Birokrasi. Sumber ilustrasi: KOMPAS.com/GARRY LOTULUNG

Menteri Perhubungan menetapkan keputusan nomor KM 184 Tahun 2022 tentang penyesuaian tarif angkutan penyeberangan lintas antar provinsi dan lintas antar negara. Dalam keputusan itu, dianggap Gabungan Pengusaha Angkutan Sungai darat dan Penyeberangan (GAPASDAP) belum mengakomodir usulan-usulan mereka, sebab Kemenhub masih berhutang tarif sebesar 35,4%.

Tentu, ini menjadi sangat prihatin. Seharusnya, sesuai Peraturan Menteri Perhubungan Nomor PM 66 Tahun 2019, Mekanisme dan Formulasi Tarif Angkutan Penyeberangan. Mestinya, penetapan tarif dimulai dari usulan Asosiasi. Lantas kenapa ini tidak? 

Padahal, sebelum adanya penetapan. Formulasinya telag dihitung bersama stakeholder perhubungan dengan melibatkan Perwakilan Konsumen (YLKI), GAPASDAP, PT. ASDP dan Jasa Raharja, namun belum sesuai.

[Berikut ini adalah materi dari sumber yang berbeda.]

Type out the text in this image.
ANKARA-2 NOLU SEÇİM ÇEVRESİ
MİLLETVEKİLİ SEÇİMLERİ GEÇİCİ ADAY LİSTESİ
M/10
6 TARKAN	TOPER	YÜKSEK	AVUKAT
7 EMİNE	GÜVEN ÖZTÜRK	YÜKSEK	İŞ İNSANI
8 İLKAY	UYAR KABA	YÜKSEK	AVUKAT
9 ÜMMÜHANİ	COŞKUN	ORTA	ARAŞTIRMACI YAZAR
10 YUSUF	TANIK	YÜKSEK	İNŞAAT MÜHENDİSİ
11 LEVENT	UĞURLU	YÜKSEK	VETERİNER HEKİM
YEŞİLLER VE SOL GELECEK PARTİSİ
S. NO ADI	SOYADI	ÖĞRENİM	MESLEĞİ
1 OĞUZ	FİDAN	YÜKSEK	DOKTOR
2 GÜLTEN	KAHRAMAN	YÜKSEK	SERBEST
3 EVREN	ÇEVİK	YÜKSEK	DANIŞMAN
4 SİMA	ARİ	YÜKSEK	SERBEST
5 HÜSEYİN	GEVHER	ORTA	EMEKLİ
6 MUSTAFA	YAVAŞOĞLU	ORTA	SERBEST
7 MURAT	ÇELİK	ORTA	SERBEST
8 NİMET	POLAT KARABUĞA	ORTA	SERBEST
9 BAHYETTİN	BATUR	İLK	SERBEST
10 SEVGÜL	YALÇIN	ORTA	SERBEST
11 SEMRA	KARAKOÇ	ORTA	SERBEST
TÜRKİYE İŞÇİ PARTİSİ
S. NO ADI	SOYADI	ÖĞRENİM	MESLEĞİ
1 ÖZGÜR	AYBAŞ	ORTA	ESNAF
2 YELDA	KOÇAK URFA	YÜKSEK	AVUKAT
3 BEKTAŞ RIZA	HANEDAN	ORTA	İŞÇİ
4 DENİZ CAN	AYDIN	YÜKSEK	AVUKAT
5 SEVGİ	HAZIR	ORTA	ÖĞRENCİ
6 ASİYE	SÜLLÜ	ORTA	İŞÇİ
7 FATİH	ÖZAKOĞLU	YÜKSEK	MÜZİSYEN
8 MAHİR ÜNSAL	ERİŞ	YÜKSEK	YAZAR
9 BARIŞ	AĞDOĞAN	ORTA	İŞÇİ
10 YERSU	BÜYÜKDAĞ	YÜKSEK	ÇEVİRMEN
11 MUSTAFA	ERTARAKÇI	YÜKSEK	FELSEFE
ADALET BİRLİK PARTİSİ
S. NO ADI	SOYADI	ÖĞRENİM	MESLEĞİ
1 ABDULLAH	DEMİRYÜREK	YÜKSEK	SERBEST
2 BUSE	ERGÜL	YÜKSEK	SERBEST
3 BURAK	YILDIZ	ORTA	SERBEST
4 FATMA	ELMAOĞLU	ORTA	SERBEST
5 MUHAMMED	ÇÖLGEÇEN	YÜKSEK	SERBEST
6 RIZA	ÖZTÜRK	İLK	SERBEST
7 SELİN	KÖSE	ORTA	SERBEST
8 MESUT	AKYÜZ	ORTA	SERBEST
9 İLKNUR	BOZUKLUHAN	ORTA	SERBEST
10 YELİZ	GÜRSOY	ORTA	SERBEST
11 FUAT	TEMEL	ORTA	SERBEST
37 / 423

Di tahun 2019, saat itu tarif angkutan penyeberangan lintas antar provinsi tertinggal sebesar 35,4% setelah penyesuaian tarif terakhir di tahun 2020, saat itu tarif tertinggal jauh dari break-even point.

"Ini mengakibatkan operasional angkutan penyeberangan antar provinsi mengalami kesulitan untuk memenuhi standarisasi keselamatan dan kenyamanan pelayaran. Oleh sebab itu para Operator angkutan penyeberangan yang mengalami kesulitan terpaksa melakukan ajang tawar menawar standarisasi keselamatan dengan oknum pemerintah untuk melakukan tidak melaksanakan regulasi keselamatan maupun kenyamanan pelayaran yang sudah di standarisasikan. Dan ini tentu akan sangat membahayakan keselamatan publik yang menggunakan angkutan penyeberangan"

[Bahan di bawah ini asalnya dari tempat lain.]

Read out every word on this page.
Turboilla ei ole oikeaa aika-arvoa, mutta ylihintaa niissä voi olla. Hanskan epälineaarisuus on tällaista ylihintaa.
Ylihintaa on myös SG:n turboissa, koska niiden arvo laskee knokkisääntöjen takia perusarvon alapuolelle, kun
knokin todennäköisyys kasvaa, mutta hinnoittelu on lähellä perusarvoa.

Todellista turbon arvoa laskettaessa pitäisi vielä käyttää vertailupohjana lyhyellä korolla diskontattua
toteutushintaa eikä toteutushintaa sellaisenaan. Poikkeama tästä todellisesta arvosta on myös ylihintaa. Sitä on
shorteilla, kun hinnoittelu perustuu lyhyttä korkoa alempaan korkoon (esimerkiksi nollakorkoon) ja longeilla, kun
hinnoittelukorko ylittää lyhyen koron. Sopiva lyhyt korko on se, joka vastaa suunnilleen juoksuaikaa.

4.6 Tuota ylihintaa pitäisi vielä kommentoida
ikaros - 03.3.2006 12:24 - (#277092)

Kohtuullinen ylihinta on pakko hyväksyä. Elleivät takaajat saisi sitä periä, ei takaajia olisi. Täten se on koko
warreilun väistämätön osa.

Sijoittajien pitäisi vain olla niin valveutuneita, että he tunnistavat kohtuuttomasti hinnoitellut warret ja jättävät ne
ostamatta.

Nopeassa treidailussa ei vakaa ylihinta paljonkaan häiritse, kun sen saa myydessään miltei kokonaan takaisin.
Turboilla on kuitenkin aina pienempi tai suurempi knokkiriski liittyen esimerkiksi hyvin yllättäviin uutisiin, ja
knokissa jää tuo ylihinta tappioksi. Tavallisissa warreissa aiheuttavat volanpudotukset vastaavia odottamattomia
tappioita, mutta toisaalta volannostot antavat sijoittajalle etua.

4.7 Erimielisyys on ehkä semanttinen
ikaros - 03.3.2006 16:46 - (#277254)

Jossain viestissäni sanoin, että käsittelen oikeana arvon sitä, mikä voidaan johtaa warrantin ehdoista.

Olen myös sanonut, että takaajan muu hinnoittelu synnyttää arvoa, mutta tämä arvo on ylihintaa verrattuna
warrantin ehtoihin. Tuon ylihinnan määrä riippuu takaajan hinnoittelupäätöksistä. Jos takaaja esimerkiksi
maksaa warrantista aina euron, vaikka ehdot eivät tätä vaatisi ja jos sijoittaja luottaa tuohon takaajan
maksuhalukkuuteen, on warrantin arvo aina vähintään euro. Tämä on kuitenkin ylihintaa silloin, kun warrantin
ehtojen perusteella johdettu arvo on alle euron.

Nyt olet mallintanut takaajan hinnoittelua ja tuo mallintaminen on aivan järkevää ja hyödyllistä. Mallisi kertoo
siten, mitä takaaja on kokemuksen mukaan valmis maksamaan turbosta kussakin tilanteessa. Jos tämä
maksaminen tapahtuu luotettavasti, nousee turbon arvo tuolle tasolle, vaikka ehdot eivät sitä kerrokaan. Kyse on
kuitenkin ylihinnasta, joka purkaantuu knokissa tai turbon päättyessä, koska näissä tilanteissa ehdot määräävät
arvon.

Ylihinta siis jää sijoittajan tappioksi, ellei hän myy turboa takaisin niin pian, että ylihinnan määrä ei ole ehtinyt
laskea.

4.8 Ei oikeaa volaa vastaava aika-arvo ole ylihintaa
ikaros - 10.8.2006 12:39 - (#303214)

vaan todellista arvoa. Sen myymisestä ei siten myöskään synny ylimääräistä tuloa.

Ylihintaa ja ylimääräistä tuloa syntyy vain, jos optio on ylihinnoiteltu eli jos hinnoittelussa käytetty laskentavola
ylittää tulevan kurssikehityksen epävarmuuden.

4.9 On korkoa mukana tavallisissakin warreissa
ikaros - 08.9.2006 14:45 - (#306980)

Sehingga, angkutan penyeberangan bisa dikatakan tidak bisa menjamin keselamatan dan kenyamanan pelayaran. Dan yang lebih mengenaskan, beberapa perusahaan bahkan ada yang sulit memberikan gaji karyawan secara tepat waktu dan jumlah.

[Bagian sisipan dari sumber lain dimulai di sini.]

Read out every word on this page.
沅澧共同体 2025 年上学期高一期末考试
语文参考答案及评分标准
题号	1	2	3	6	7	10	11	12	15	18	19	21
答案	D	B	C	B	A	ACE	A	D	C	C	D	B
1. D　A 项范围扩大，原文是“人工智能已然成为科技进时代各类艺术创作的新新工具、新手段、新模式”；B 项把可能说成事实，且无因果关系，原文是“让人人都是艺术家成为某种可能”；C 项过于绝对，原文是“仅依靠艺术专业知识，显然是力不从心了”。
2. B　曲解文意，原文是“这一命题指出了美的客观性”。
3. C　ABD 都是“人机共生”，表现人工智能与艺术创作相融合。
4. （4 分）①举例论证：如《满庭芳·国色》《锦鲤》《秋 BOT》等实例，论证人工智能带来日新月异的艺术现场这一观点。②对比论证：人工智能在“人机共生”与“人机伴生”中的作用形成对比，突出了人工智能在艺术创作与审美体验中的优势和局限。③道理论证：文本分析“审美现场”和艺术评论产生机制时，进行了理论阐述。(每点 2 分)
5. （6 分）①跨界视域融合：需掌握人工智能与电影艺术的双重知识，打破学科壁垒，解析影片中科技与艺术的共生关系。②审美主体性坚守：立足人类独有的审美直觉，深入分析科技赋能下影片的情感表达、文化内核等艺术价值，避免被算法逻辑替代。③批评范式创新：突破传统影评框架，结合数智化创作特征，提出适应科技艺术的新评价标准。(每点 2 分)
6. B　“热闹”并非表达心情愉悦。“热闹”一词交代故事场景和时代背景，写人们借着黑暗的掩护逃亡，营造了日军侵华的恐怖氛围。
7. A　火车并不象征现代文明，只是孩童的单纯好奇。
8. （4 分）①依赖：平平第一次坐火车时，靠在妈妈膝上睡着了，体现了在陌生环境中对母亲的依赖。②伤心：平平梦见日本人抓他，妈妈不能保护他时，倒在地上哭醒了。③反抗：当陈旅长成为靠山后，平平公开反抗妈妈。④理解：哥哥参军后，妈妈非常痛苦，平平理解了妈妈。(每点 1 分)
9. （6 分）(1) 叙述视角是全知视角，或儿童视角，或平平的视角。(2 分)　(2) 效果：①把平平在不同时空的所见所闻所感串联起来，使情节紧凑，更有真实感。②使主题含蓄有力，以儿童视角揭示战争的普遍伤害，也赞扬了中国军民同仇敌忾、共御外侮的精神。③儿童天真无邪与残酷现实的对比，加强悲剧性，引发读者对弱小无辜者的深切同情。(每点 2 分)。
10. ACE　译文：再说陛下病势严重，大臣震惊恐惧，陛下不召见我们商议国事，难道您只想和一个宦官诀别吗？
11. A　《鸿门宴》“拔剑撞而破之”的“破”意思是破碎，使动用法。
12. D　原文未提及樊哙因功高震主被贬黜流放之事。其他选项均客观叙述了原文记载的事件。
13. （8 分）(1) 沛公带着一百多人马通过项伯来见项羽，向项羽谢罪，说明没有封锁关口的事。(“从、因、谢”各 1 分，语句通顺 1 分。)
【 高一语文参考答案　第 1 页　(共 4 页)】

"Maka sumber daya manusia tersebut tentu sangat membahayakan terhadap operasional kapal karena kondisi kesejahteraannya sangat memprihatinkan. Dan bahkan ada perusahaan penyeberangan besar yang bangkrut dan diakuisisi oleh perusahaan milik negara baru baru ini"

Kemudian,  ini diperparah lagi dengan kenaikan BBM Subsidi sebesar 32% yang belum direspon oleh pemerintah dengan perubahan tarif yang memadai, sehingga perbedaan menuju break-even point menjadi lebih besar, karena realisasi tarif hanya naik sebesar 11% di keputusan menteri nomor KM 184 tahun 2022, berbeda dengan respon kementerian perhubungan terhadap moda transportasi darat lainnya dengan menyetujui kenaikan tarif rata rata berkisar 25% s.d 40% baik logistik maupun penumpang. Dan bahkan membiarkan mereka untuk menaikkan tarif diatas 50% satu hari setelah kenaikan BBM subsidi.

Analisa

Terlihat bahwa Kementerian Perhubungan melakukan diskriminasi terhadap moda transportasi laut angkutan penyeberangan. Dan kebijakan ini tentu "menyimpang dari jargon Presiden Jokowi" yang sangat memperhatikan bidang maritim. Juga terlihat seakan akan Menhub membiarkan operator angkutan penyeberangan kesulitan.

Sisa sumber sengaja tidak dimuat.